Some researchers think the shortfall "could be slowing ground-breaking advances into neurological disease, HIV, drug development and genetics".

Grant rejection

The shortage meant many research grant proposals were being turned down because scientists could not obtain enough animals for their experiments.

Professor Colin Blakemore, chief executive of the UK's Medical Research Council (MRC), said: "It's absolutely true there is a significant shortage of primates given the research needs, which are still considerable."

He insisted conducting experiments on monkeys was the only option in a number of research areas despite "huge pressure not to use the animals".

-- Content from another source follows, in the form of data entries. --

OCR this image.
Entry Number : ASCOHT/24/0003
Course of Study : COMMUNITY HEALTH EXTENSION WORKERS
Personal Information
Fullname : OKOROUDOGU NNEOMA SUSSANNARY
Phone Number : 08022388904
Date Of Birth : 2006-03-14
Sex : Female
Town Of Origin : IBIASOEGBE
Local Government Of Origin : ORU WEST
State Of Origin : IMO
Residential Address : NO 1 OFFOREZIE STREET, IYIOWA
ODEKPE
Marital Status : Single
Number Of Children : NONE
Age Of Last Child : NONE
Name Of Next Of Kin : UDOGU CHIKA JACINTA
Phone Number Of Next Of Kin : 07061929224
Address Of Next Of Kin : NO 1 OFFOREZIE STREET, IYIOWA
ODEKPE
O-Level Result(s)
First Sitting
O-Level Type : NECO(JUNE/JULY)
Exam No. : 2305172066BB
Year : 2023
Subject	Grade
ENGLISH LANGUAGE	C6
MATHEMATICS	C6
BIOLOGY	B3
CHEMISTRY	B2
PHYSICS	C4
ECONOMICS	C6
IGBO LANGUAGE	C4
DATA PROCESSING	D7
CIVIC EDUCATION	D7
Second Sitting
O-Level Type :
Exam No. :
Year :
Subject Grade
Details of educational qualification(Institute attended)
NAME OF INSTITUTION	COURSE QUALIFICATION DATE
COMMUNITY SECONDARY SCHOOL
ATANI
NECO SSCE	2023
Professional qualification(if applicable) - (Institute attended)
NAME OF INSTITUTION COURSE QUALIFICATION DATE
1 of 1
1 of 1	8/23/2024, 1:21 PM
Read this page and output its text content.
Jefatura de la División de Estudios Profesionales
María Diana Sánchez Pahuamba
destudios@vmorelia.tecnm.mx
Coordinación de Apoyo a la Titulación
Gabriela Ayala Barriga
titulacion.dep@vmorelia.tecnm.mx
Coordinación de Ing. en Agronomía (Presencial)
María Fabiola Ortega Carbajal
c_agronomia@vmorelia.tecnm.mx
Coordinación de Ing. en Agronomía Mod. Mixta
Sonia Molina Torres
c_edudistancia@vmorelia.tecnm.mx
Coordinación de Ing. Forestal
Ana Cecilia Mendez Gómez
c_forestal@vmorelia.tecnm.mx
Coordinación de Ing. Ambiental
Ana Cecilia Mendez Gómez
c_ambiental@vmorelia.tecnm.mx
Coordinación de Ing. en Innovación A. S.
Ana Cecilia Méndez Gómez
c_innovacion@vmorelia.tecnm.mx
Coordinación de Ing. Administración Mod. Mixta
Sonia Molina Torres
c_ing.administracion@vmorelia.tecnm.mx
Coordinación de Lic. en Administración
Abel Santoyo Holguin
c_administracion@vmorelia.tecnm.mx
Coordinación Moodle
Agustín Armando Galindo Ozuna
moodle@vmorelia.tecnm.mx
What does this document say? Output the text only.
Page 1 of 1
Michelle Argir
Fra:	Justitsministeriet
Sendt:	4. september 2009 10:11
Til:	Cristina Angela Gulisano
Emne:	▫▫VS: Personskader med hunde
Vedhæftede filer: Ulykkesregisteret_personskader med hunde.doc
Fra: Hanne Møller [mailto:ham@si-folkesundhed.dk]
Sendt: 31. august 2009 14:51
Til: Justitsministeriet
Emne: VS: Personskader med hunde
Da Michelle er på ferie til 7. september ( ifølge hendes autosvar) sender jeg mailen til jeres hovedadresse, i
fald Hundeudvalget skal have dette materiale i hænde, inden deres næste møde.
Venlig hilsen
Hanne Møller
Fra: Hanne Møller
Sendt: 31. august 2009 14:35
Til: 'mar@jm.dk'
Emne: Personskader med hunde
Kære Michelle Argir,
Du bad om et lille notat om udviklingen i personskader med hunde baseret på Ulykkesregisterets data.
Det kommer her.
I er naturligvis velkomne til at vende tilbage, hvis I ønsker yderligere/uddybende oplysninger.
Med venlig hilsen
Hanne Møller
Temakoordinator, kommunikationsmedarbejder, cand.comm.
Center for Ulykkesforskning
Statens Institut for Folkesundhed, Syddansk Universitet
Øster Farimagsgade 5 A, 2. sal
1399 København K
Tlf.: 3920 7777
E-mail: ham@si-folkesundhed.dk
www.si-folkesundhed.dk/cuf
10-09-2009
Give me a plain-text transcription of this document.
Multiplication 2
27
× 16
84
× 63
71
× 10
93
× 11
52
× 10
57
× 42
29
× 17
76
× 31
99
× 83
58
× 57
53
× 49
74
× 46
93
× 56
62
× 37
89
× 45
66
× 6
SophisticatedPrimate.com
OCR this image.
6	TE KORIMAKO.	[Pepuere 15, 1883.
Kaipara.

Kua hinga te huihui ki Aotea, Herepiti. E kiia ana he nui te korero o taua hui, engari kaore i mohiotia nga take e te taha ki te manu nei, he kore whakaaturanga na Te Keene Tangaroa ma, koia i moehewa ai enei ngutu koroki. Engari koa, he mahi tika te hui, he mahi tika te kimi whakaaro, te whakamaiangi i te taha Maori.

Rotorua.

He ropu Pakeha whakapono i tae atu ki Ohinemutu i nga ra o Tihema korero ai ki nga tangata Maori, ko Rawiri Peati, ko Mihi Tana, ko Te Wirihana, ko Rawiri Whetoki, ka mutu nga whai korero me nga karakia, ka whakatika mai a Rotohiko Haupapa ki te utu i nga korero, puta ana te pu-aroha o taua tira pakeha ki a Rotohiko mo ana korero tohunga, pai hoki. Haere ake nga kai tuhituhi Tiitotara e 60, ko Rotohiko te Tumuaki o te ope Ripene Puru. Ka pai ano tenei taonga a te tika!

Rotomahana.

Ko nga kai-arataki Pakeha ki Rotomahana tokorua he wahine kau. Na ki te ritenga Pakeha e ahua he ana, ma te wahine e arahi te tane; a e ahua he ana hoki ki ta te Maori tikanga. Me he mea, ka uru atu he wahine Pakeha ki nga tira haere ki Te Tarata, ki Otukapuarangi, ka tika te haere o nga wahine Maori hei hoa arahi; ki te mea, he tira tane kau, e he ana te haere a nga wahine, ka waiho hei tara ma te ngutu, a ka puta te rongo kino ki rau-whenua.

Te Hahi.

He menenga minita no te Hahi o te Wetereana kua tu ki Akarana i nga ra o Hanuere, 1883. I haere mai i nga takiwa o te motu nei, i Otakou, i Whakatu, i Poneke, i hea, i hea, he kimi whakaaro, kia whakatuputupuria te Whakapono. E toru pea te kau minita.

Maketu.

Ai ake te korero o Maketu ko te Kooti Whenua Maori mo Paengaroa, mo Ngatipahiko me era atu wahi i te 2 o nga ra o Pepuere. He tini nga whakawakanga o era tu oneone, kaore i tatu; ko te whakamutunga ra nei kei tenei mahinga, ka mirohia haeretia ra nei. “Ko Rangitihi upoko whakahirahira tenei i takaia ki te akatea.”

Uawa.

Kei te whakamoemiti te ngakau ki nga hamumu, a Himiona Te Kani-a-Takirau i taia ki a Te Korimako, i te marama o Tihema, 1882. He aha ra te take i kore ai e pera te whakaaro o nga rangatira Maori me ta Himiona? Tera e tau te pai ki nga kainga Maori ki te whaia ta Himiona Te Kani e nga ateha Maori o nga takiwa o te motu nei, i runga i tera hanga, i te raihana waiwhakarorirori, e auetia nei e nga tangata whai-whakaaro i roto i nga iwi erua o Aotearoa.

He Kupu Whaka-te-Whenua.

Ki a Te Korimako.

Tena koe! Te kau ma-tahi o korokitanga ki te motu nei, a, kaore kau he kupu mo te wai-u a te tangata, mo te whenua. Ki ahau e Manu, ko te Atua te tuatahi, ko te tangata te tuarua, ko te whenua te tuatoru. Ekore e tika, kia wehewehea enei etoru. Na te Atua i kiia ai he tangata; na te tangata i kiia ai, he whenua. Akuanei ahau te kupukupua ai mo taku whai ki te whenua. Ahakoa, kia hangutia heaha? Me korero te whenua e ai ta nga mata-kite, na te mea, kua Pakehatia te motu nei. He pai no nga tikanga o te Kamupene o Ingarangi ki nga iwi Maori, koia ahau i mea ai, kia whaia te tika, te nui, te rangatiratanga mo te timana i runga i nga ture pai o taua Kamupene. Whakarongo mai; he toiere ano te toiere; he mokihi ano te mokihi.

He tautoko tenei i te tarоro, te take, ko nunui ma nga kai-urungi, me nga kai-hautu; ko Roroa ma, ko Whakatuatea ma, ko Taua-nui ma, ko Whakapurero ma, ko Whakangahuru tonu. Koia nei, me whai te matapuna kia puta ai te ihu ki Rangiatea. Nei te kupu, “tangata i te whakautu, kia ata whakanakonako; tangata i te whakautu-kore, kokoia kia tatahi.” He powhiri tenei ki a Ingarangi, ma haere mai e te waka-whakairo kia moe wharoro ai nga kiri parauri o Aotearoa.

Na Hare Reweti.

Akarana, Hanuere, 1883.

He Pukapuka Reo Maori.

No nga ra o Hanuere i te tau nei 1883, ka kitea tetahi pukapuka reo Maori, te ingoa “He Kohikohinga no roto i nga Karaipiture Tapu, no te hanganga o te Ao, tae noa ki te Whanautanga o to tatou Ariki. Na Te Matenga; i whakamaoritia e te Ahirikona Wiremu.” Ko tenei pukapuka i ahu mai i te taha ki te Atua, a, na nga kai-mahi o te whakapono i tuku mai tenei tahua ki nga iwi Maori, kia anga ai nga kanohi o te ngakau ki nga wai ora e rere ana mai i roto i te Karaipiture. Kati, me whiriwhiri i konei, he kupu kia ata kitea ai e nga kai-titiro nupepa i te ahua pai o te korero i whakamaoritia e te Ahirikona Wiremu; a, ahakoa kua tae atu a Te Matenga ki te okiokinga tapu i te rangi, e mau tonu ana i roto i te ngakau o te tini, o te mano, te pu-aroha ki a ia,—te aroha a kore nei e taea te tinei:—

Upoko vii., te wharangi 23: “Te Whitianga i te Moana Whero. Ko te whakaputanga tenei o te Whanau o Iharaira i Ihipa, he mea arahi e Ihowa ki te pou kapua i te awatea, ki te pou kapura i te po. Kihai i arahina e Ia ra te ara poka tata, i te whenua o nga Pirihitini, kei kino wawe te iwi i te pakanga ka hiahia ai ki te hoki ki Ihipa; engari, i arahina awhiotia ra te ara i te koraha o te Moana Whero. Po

The audit showed that Old World monkeys were the most widely used primates, being chosen for 65% of all experiments.

New World monkeys were used in just over 15% of studies, and apes such as chimpanzees in just under 9%.

The report highlighted the fact that research papers often failed to state the conditions primates were kept in, and their research history.

This made it difficult to gauge the scientific validity of experiments and harder for scientists to know they were accurately reproducing each others' work.

In the UK, no chimpanzees are used in lab experiments and primate procedures (which constitute less than 0.1% of all animal experiments) are performed predominantly on marmosets and macaques.